More on $CDLX since people seem to be interested. This is why the bears have it wrong and are trapped short.👇 Cardalytics business model is misunderstood because it has shifted since the new CEO (and new director nominated by activist Cliff Sossin) came on board. This is the 100x bull case, being that the company is shifting to a new highly attractive 90% gross margin business with its managed self-service platform. This transition has impacted revenue near term. Which has obvs decimated the share price. But ofc long term this is the fundamental shift that is needed to get rerated as a multi-billion dollar software company from essentially $100m marketcap and left for dead yesterday.
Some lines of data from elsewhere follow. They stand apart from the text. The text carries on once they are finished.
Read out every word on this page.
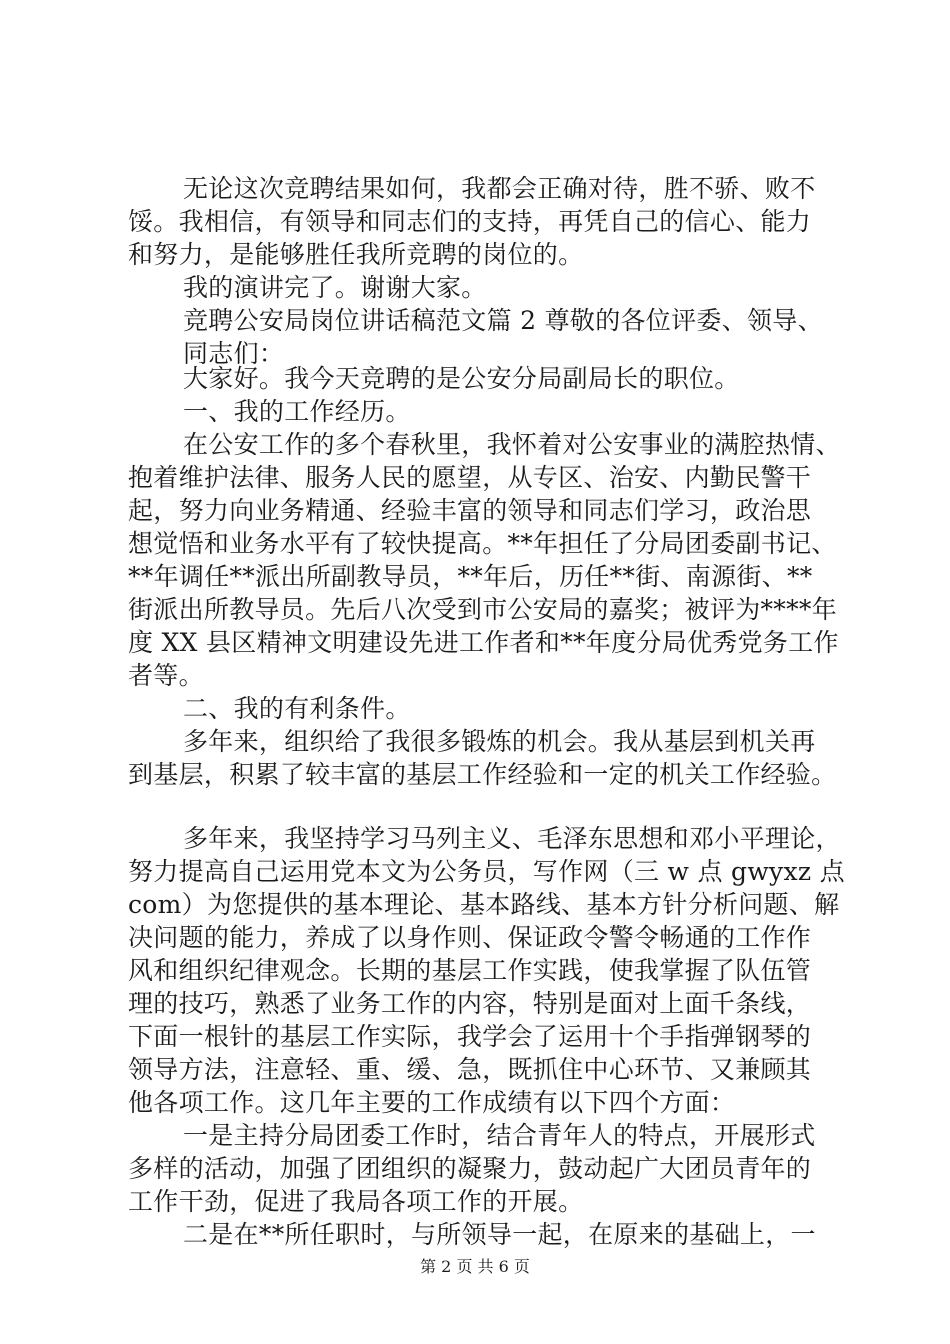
无论这次竞聘结果如何，我都会正确对待，胜不骄、败不
馁。我相信，有领导和同志们的支持，再凭自己的信心、能力
和努力，是能够胜任我所竞聘的岗位的。
我的演讲完了。谢谢大家。
竞聘公安局岗位讲话稿范文篇 2 尊敬的各位评委、领导、
同志们：
大家好。我今天竞聘的是公安分局副局长的职位。
一、我的工作经历。
在公安工作的多个春秋里，我怀着对公安事业的满腔热情、
抱着维护法律、服务人民的愿望，从专区、治安、内勤民警干
起，努力向业务精通、经验丰富的领导和同志们学习，政治思
想觉悟和业务水平有了较快提高。**年担任了分局团委副书记、
**年调任**派出所副教导员，**年后，历任**街、南源街、**
街派出所教导员。先后八次受到市公安局的嘉奖；被评为****年
度 XX 县区精神文明建设先进工作者和**年度分局优秀党务工作
者等。
二、我的有利条件。
多年来，组织给了我很多锻炼的机会。我从基层到机关再
到基层，积累了较丰富的基层工作经验和一定的机关工作经验。
多年来，我坚持学习马列主义、毛泽东思想和邓小平理论，
努力提高自己运用党本文为公务员，写作网（三 w 点 gwyxz 点
com）为您提供的基本理论、基本路线、基本方针分析问题、解
决问题的能力，养成了以身作则、保证政令警令畅通的工作作
风和组织纪律观念。长期的基层工作实践，使我掌握了队伍管
理的技巧，熟悉了业务工作的内容，特别是面对上面千条线，
下面一根针的基层工作实际，我学会了运用十个手指弹钢琴的
领导方法，注意轻、重、缓、急，既抓住中心环节、又兼顾其
他各项工作。这几年主要的工作成绩有以下四个方面：
一是主持分局团委工作时，结合青年人的特点，开展形式
多样的活动，加强了团组织的凝聚力，鼓动起广大团员青年的
工作干劲，促进了我局各项工作的开展。
二是在**所任职时，与所领导一起，在原来的基础上，一
第 2 页 共 6 页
Shorts think (or are trying to make you believe) Chase is taking over all its business. But its not true. JP Morgan is a core customer and just signed a week ago extending its deal with Cardalytics to 2028. There’s many reasons Chase doesn’rt want to do this whole thing in-house. Mostly back-end complexity and compliance. Very misunderstood relationship. That’s the alpha as it obliterates the bear thesis. In fact, Chase Media Solutions is using the Cardalytics managed self-service platform to fund offers and deal with asvertisers themselves. Therefore, this is evidence that margins will inevitably trend up. That high margin managed self-service platform is the desirable business here (or should be) from any investor pov. Especially tech investors. It will be an aha moment when the street begins to understand the nuances. Currently nobody really follows this company outside of an installed base of dormant retail holders that are waking up with dragon energy.


$CDLX re $BAC my guess is they will be back in a major way and will be in a position to replace a lot of the JPM CHASE volume. this could be the single biggest catalyst and sign post for the long term play in $CDLX. if $BAC reups in size, game on. I think $AMEX and $WFC see a big oppy here as well.... from the 10Q- In April 2025, we received a written non-renewal notice from Bank of America, one of our top three FI partners, with respect to our services agreements by which we publish offers to Bank of America's customers. As a result, these agreements will expire pursuant to their terms as of July 31, 2025, provided that Bank of America has requested that we continue to provide uninterrupted operations under the services agreements for 180 days thereafter, i.e., through January 27, 2026, which period was extended to February 16, 2026 and may further be extended by mutual agreement of the parties. We and Bank of America are discussing potentially entering into a separate arrangement or agreement by which we would continue to publish offers to Bank of America's customers, but we cannot guarantee these discussions will result in any agreement or continuation of the partnership.